On Ubuntu, the mainline kernel PPA at kernel.ubuntu.com/mainline hosts pre-built .deb packages for each release candidate — no compilation required. On Fedora, the kernel-vanilla-mainline COPR repository provides equivalent mainline builds. For source builds, clone git.kernel.org/pub/scm/linux/kernel/git/torvalds/linux.git, check out the v7.0-rc4 tag, and compile with your distro's existing config as a baseline.
Found a regression? Report it to the Linux Kernel Mailing List at linux-kernel@vger.kernel.org with full dmesg output, your hardware configuration, and a bisect result if you can produce one. The kernel team takes rc-stage regression reports seriously and typically responds within 48–72 hours.
Market Impact
When Will Your Distro Ship Linux 7.0? A Realistic Timeline
The final Linux 7.0 tag does not mean immediate availability in mainstream distributions. Distros run their own integration, QA, and packaging cycles after an upstream release lands. Here is what to expect based on historical adoption patterns:
| Distribution | Typical Lag After Upstream | Expected Linux 7.0 Window | Ships by Default? |
|---|---|---|---|
| Arch Linux | Days to 1–2 weeks | Late April – Early May 2026 | Yes — rolling, immediate |
| Fedora 44 | 2–4 weeks (targets latest stable) | May 2026 (Fedora 44 cycle) | Yes — ships kernel.org latest |
| Ubuntu 26.04 LTS | 4–8 weeks (freeze-dependent) | May–June 2026 (HWE stream) | Via HWE kernel, not default |
| RHEL 10.x / AlmaLinux | Months — RHEL rebases on its own cycle | 2027 or later (RHEL 10.x update) | No — enterprise backport model |
| Debian Trixie (Testing) | 4–8 weeks via experimental → testing | May–June 2026 | Testing branch only initially |
LinuxTeck Take
What rc4's "Bigger Than Usual" Status Actually Tells Us
The inflated commit counts in the Linux 7.0-rc4 release cycle are worth watching but not worrying about. The Linux 7.0-rc4 release cycle has now produced three consecutive above-average candidates. Torvalds himself has been transparent: the diffs are small, spread across dozens of subsystems, and there is no single area generating alarm. The networking pull that pushed rc4 over the line is normal kernel housekeeping amplified by timing — late-week batching happens every cycle.

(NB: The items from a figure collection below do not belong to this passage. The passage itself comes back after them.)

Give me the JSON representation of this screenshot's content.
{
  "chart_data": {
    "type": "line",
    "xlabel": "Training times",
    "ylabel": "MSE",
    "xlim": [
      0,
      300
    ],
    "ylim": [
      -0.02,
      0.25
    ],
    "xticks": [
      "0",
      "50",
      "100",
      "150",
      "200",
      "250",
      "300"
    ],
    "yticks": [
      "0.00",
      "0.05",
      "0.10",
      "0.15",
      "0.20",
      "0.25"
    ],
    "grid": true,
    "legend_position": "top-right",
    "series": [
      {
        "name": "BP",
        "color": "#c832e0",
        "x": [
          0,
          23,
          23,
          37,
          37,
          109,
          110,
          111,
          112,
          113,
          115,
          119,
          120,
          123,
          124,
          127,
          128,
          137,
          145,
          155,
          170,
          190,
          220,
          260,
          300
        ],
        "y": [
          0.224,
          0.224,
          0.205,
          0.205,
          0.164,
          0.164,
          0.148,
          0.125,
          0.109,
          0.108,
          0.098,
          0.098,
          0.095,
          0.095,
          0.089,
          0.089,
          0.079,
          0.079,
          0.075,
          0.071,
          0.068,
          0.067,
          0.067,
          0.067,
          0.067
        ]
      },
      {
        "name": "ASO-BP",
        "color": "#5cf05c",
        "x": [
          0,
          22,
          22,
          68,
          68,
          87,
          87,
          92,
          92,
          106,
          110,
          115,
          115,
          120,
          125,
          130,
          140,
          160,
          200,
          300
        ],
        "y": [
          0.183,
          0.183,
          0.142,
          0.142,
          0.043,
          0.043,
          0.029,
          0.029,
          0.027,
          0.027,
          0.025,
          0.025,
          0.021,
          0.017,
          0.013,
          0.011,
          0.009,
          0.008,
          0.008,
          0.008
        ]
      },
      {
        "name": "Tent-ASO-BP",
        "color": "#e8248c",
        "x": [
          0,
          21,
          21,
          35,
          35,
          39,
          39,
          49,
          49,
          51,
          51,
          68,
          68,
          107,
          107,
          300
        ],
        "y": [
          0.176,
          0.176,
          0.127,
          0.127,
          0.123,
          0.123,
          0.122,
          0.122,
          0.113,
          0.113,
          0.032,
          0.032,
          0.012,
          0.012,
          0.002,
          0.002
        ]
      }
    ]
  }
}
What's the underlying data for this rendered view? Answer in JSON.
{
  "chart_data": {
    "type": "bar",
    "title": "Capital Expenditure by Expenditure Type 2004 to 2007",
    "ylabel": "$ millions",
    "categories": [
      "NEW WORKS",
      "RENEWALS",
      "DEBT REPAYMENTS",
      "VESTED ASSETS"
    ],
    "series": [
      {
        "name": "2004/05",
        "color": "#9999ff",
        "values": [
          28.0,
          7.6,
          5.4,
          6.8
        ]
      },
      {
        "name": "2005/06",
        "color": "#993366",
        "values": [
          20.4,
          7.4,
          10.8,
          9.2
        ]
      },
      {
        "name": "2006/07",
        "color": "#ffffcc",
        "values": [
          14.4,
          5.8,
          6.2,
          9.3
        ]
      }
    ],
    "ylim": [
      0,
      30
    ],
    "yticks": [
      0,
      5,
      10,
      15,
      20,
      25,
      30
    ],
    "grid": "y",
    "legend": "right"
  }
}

What's more interesting is Torvalds's revised read on why the cycle is running hot. His initial theory — that an extra week in the previous 6.14 cycle carried excess activity forward — has now been revised. He's landed on developer enthusiasm for a new major number as the more likely explanation. Whether or not that theory is correct, it tells you something about how Torvalds reads kernel community psychology after more than 30 years of managing it.
For sysadmins tracking the Linux 7.0-rc4 release: mid-April 2026 remains the working estimate for Linux 7.0 final. If you're planning server kernel upgrade timelines, that is the date to put in your planning documents. For kernel testers: rc4 is your most productive testing window — stable enough to run real workloads, early enough for fixes to make the final cut.